During much of the nineteenth century, few U.S. states required government permission for individuals to work in an occupation. With urbanization and the increasing complexity of tasks, however, occupational affiliation became the dominant association for many workers. Evidence from the academic literature suggests that the quality of services improved when lower-quality purveyors were excluded. Demand for services grew as consumers perceived the regulated services to be of higher quality. Over time, as members of the occupation came to dominate many of the licensing boards, entry requirements tightened and mobility between states and countries was restricted. Prices for licensed services increased and earnings for practitioners became higher than for comparable occupations with similar levels of human capital investment and experience. For consumers who could afford licensed services, quality rose. One of the major controversies in the area of occupational regulation is whether such regulations in fact raise quality or simply restrict competition.

In most cases, the available empirical evidence shows that licensing causes a rise in prices, but its impact on the quality of services rendered is unclear (Cox and Foster 1990). For practitioners of the service, licensing leads to a rise in wages. For example, switching to a licensed occupation from an unregulated occupation raises wages 17 percent in comparison to switching to an unregulated occupation from a regulated one. On average, working in a regulated occupation raises the wage premium approximately 10 to 12 percent relative to similar unregulated occupations. This value is at the lower end of the range of the union wage impact in the United States. Working in the same occupation in a state that requires licensing raises wages 4 percent relative to an unregulated state. Statistical estimates of the costs of licensing show that this form of occupational regulation reduces output in the United States by less than one-tenth of 1 percent of total consumption expenditures annually. Some argue that this is a small price for the potentially enhanced quality that is generated by occupational regulation.

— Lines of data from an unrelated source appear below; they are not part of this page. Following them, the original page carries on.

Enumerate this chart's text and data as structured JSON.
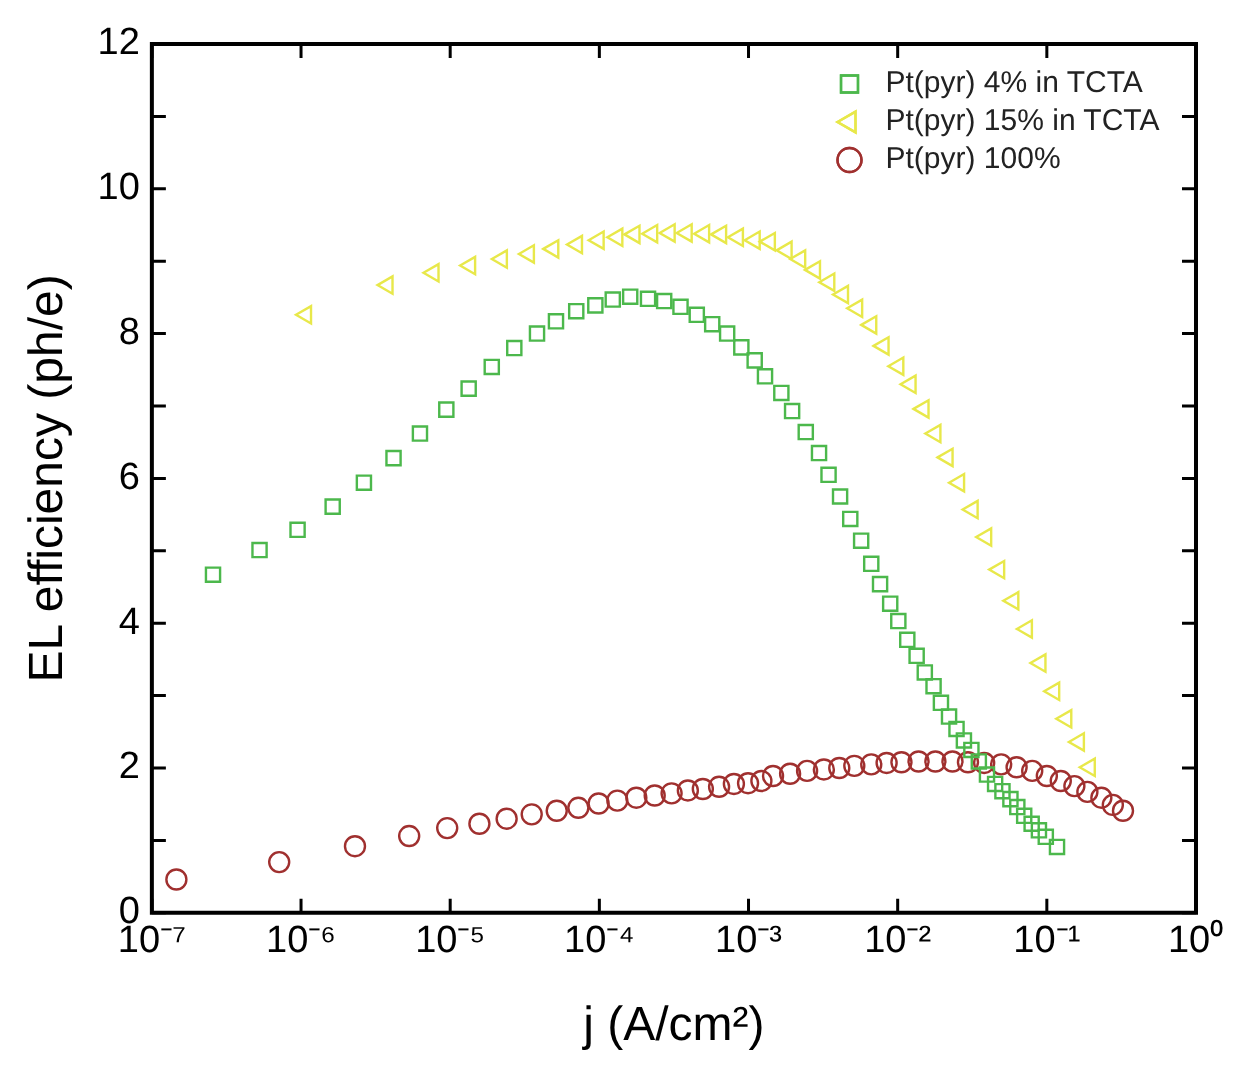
{
  "chart_data": {
    "type": "scatter",
    "xlabel": "j (A/cm²)",
    "ylabel": "EL efficiency (ph/e)",
    "log": "x",
    "xlim": [
      1e-07,
      1
    ],
    "xticks": [
      {
        "value": 1e-07,
        "label": "10⁻⁷"
      },
      {
        "value": 1e-06,
        "label": "10⁻⁶"
      },
      {
        "value": 1e-05,
        "label": "10⁻⁵"
      },
      {
        "value": 0.0001,
        "label": "10⁻⁴"
      },
      {
        "value": 0.001,
        "label": "10⁻³"
      },
      {
        "value": 0.01,
        "label": "10⁻²"
      },
      {
        "value": 0.1,
        "label": "10⁻¹"
      },
      {
        "value": 1,
        "label": "10⁰"
      }
    ],
    "ylim": [
      0,
      12
    ],
    "yticks": [
      0,
      {
        "value": 1,
        "label": null
      },
      2,
      {
        "value": 3,
        "label": null
      },
      4,
      {
        "value": 5,
        "label": null
      },
      6,
      {
        "value": 7,
        "label": null
      },
      8,
      {
        "value": 9,
        "label": null
      },
      10,
      {
        "value": 11,
        "label": null
      },
      12
    ],
    "grid": false,
    "legend": "top right",
    "series": [
      {
        "name": "Pt(pyr) 4% in TCTA",
        "color": "#4cb84c",
        "marker": "square",
        "x": [
          2.57e-07,
          5.27e-07,
          9.48e-07,
          1.63e-06,
          2.64e-06,
          4.17e-06,
          6.27e-06,
          9.42e-06,
          1.33e-05,
          1.9e-05,
          2.69e-05,
          3.82e-05,
          5.12e-05,
          7e-05,
          9.4e-05,
          0.000123,
          0.000161,
          0.000212,
          0.000272,
          0.00035,
          0.00045,
          0.000571,
          0.000719,
          0.000895,
          0.0011,
          0.00129,
          0.00166,
          0.00196,
          0.00242,
          0.00297,
          0.00344,
          0.00411,
          0.00481,
          0.00569,
          0.00665,
          0.00762,
          0.00891,
          0.0101,
          0.0116,
          0.0134,
          0.0152,
          0.0174,
          0.0195,
          0.0221,
          0.0248,
          0.0278,
          0.0312,
          0.035,
          0.0397,
          0.045,
          0.0504,
          0.057,
          0.0634,
          0.0705,
          0.0791,
          0.0885,
          0.0984,
          0.117
        ],
        "values": [
          4.67,
          5.01,
          5.29,
          5.61,
          5.94,
          6.28,
          6.62,
          6.95,
          7.24,
          7.54,
          7.8,
          8.0,
          8.17,
          8.31,
          8.39,
          8.47,
          8.51,
          8.48,
          8.45,
          8.37,
          8.26,
          8.13,
          8.0,
          7.81,
          7.63,
          7.41,
          7.18,
          6.93,
          6.64,
          6.35,
          6.05,
          5.75,
          5.44,
          5.14,
          4.82,
          4.54,
          4.27,
          4.03,
          3.77,
          3.55,
          3.32,
          3.13,
          2.9,
          2.71,
          2.54,
          2.38,
          2.25,
          2.09,
          1.91,
          1.78,
          1.68,
          1.57,
          1.46,
          1.34,
          1.23,
          1.14,
          1.05,
          0.91
        ]
      },
      {
        "name": "Pt(pyr) 15% in TCTA",
        "color": "#e8e84a",
        "marker": "triangle",
        "x": [
          1.08e-06,
          3.8e-06,
          7.73e-06,
          1.36e-05,
          2.22e-05,
          3.37e-05,
          4.91e-05,
          7.08e-05,
          9.89e-05,
          0.000132,
          0.000172,
          0.000226,
          0.000296,
          0.000385,
          0.000504,
          0.000655,
          0.000849,
          0.0011,
          0.00139,
          0.0018,
          0.00222,
          0.00279,
          0.00348,
          0.0043,
          0.00535,
          0.00665,
          0.00804,
          0.0101,
          0.0122,
          0.0149,
          0.0179,
          0.0216,
          0.0258,
          0.0318,
          0.0392,
          0.0479,
          0.0596,
          0.0735,
          0.0906,
          0.112,
          0.135,
          0.164,
          0.194
        ],
        "values": [
          8.26,
          8.67,
          8.84,
          8.94,
          9.03,
          9.1,
          9.17,
          9.23,
          9.29,
          9.33,
          9.37,
          9.38,
          9.39,
          9.39,
          9.38,
          9.37,
          9.33,
          9.29,
          9.27,
          9.15,
          9.03,
          8.88,
          8.71,
          8.54,
          8.35,
          8.12,
          7.83,
          7.55,
          7.3,
          6.96,
          6.62,
          6.29,
          5.94,
          5.57,
          5.19,
          4.74,
          4.31,
          3.92,
          3.45,
          3.06,
          2.68,
          2.36,
          2.01
        ]
      },
      {
        "name": "Pt(pyr) 100%",
        "color": "#a0302f",
        "marker": "circle",
        "x": [
          1.46e-07,
          7.14e-07,
          2.3e-06,
          5.31e-06,
          9.55e-06,
          1.57e-05,
          2.39e-05,
          3.52e-05,
          5.18e-05,
          7.23e-05,
          9.89e-05,
          0.000132,
          0.000177,
          0.000235,
          0.000305,
          0.000392,
          0.000494,
          0.000635,
          0.000798,
          0.000993,
          0.00122,
          0.00146,
          0.0019,
          0.00247,
          0.0032,
          0.00406,
          0.00512,
          0.00665,
          0.00843,
          0.0106,
          0.0138,
          0.0179,
          0.0233,
          0.0296,
          0.038,
          0.0494,
          0.0627,
          0.0798,
          0.1,
          0.124,
          0.153,
          0.187,
          0.232,
          0.277,
          0.324
        ],
        "values": [
          0.46,
          0.7,
          0.92,
          1.06,
          1.17,
          1.23,
          1.3,
          1.36,
          1.41,
          1.45,
          1.51,
          1.55,
          1.59,
          1.62,
          1.65,
          1.69,
          1.71,
          1.74,
          1.78,
          1.79,
          1.82,
          1.89,
          1.92,
          1.96,
          1.98,
          2.0,
          2.03,
          2.05,
          2.07,
          2.08,
          2.09,
          2.09,
          2.09,
          2.08,
          2.07,
          2.05,
          2.01,
          1.96,
          1.89,
          1.82,
          1.75,
          1.67,
          1.59,
          1.49,
          1.41
        ]
      }
    ]
  }
}
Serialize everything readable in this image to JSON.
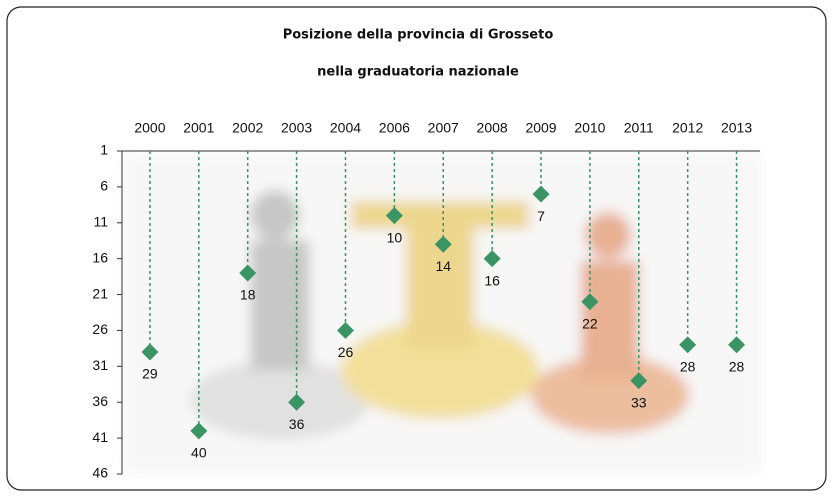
{
  "chart_data": {
    "type": "dot",
    "title": [
      "Posizione della provincia di Grosseto",
      "nella graduatoria nazionale"
    ],
    "categories": [
      "2000",
      "2001",
      "2002",
      "2003",
      "2004",
      "2006",
      "2007",
      "2008",
      "2009",
      "2010",
      "2011",
      "2012",
      "2013"
    ],
    "values": [
      29,
      40,
      18,
      36,
      26,
      10,
      14,
      16,
      7,
      22,
      33,
      28,
      28
    ],
    "color": "#3a9464",
    "ylim": [
      1,
      46
    ],
    "yticks": [
      1,
      6,
      11,
      16,
      21,
      26,
      31,
      36,
      41,
      46
    ],
    "y_reversed": true,
    "droplines": true,
    "data_labels": true
  }
}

Regulation of occupations in the European Union focuses on restrictions following entry into an occupation to a greater extent than occurs in the United States (Garoupa 2004). In the European Union, occupational regulations generally limit prices and regulate the structure of organizations of licensed workers. Most occupational entry restrictions also regulate the number of individuals who are admitted to schools that train workers for the regulated specialty. The results from statistical estimates show that licensing has a smaller impact on earnings in the European Union than in the United States. Unlike the United States, nations such as Germany are deregulating many of their previously licensed occupations, suggesting that the practice of occupational regulation can be reversed in response to public pressure.